In der alttestamentlichen Lesung des heutigen Sonntags Exaudi kündigt Gott seinem Volk an, dass er auch bei ihm etwas Neues installieren will. Von einem Update zu sprechen, wäre allerdings bei dem, was Gott hier ankündigt, nicht unbedingt angemessen. Es geht hier um viel, viel mehr.

Einen neuen Bund kündigt Gott seinem Volk hier an. Hierzu muss man wissen, dass das Wort „Bund“ in der Bibel etwas ganz anderes meint, als wir es uns heute vorstellen. Wir stellen uns unter „Bund“ so etwas wie einen Vertrag vor, den zwei gleichberechtigte Parteien miteinander schließen. Und wenn einer Seite dieser Vertrag nicht mehr passt, kann sie den Trump spielen und den Vertrag einfach wieder aufkündigen. Doch in der Bibel ist mit „Bund“ etwas ganz anderes gemeint: Da geht es darum, dass ein Starker entscheidet, mit einem Schwächeren eine Verbindung einzugehen, und dass der Starke daraufhin entscheidet, wie denn die Bedingungen für diese Verbindung auszusehen haben.

Um das Verhältnis von Gott zu seinem Volk geht es bei dem Bund, von dem hier die Rede ist. Gott hatte sich dazu entschieden, in Gemeinschaft mit seinem Volk zu leben – und zu diesem Zweck hatte er sein Volk aus der Sklaverei in Ägypten gerettet und an den Berg Sinai geführt. Erst hatte er seinem Volk seine Liebe erwiesen, und dann erklärte er ihm: Ich will euer Gott sein, und ihr sollt mein Volk sein. Und dann hatte Gott seinem Volk erklärt, wie dieses Zusammenleben zwischen ihm und seinem Volk denn aussehen sollte, hatte ihm die Zehn Gebote gegeben – nein, nicht als Schikane oder schwere Last, sondern als gute, sinnvolle, hilfreiche Anleitung zum Leben in der Gemeinschaft mit Gott. Nein, da konnte das Volk Israel wirklich nicht meckern. Dieser Bund, den Gott da nun mit seinem Volk am Sinai schloss, war ein wirklich guter Bund, war ein Glücksfall für das Volk, enthielt keine einzige unfaire Bedingung. Keine unfaire Bedingung, wohlgemerkt. Aber es gab in diesem Bund nun eben doch eine eigentlich selbstverständliche Bedingung, die Gott an die Aufrechterhaltung dieses Bundes knüpfte: Das Volk Israel hatte die Gebote zu halten, die Gott ihm zu seinem Besten gegeben hatte. Wenn es die nicht halten würde, dann allerdings war der so schöne Bund Gottes mit seinem Volk gescheitert.
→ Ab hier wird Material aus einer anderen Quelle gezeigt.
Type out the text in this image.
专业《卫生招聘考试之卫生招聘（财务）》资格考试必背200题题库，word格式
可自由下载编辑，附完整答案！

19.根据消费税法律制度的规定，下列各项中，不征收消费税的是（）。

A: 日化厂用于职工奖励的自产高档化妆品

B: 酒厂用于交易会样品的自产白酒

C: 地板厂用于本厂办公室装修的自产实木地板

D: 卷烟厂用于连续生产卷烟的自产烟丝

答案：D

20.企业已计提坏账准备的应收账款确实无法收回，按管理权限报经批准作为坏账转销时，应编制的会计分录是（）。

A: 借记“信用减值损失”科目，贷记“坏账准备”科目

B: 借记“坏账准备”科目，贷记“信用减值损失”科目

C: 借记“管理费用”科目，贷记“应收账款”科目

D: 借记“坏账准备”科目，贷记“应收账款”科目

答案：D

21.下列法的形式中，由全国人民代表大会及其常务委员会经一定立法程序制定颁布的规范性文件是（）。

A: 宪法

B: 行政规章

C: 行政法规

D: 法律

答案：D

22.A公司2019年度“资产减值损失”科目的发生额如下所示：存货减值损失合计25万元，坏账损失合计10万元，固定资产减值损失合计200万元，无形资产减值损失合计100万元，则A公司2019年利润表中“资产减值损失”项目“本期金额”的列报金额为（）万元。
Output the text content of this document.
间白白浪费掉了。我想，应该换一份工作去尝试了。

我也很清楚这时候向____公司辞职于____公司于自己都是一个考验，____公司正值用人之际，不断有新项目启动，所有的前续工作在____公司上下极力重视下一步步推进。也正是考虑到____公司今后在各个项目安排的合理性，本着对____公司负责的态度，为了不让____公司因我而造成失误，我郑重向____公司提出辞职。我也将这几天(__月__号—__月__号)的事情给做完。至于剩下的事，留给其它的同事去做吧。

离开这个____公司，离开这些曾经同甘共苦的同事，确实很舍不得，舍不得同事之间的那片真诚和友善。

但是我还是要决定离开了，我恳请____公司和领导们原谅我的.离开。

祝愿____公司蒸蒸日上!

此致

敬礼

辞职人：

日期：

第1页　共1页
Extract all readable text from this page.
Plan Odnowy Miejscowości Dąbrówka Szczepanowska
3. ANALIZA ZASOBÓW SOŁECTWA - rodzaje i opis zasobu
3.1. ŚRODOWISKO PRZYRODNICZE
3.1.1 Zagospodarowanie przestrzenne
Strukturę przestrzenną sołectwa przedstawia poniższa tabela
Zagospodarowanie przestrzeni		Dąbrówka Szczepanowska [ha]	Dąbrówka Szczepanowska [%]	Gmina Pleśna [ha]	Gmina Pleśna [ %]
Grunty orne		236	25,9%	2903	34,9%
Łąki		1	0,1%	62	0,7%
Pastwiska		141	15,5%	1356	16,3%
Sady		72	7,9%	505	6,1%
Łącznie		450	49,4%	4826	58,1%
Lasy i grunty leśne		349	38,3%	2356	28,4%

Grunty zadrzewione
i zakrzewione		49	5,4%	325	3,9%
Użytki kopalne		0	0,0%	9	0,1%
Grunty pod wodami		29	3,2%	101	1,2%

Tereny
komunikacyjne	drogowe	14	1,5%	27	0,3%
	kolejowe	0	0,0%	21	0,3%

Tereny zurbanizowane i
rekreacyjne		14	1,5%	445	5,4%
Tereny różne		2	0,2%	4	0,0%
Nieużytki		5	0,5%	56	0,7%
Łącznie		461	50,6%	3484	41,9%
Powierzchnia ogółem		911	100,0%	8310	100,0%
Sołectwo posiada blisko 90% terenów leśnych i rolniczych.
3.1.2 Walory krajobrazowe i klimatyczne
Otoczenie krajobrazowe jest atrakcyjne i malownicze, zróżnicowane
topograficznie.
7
Und genau das stellt Gott nun viele hundert Jahre später fest: Sein so schöner Bund, sein so schönes Betriebssystem, mit dem er das Verhältnis zwischen sich und seinem Volk regulieren und stabilisieren wollte, hat nicht funktioniert, hat einen Absturz nach dem anderen erlebt und ist schließlich total abgestürzt – irreversibel, nicht mehr zu reparieren oder in Ordnung zu bringen.

Und was macht Gott nun? Nein, er nimmt nicht einfach nur ein Update an seinem Betriebssystem vor, versucht nicht, hier und da eine Kleinigkeit zu ändern, um auf diese Weise das alte Betriebssystem, den alten Bund, doch noch irgendwie am Laufen zu halten. Gott erkennt: Das hat keinen Zweck, ich kann noch so viele kleine Verbesserungen vornehmen – es hakt immer wieder an der einen Stelle: Wenn die Gemeinschaft zwischen mir und dem Volk davon abhängig ist, dass mein Volk bestimmte Bedingungen einzuhalten hat, dann dauert es nicht lange, bis das ganze Betriebssystem wieder zusammenbricht. Ein Update reicht nicht. Es muss wirklich ein ganz neues Betriebssystem her, das von Grund auf anders aufgebaut ist, das den entscheidenden Absturz-Schwachpunkt vermeidet.

Und genau das macht Gott hier: Er kündigt einen ganz neuen Bund an, der gleich in zweifacher Hinsicht völlig anders funktioniert als der alte: Zum einen verbindet Gott die Neuinstallation dieses neuen Bundes mit einer Herzoperation: Gott erlässt nicht neue Anweisungen, sondern er verändert das Herz der Menschen von innen her, dass sie von selber, von sich aus tun, was Gott von ihnen erwartet. Und zum anderen baut Gott seinen neuen Bund auf einer ganz anderen Grundlage auf: nicht auf der Grundlage der Bedingung, dass sein Volk seine Gebote hält, sondern auf der Grundlage der Vergebung, dass Gott immer wieder neu dazu bereit ist, mit seinem Volk, mit denen, die zu ihm gehören, einen Neustart zu machen und alles, was zuvor war, immer wieder ganz und gar zu löschen. Das ist wirklich ein radikaler Wechsel, den man sich gar nicht tiefgreifend genug vorstellen kann.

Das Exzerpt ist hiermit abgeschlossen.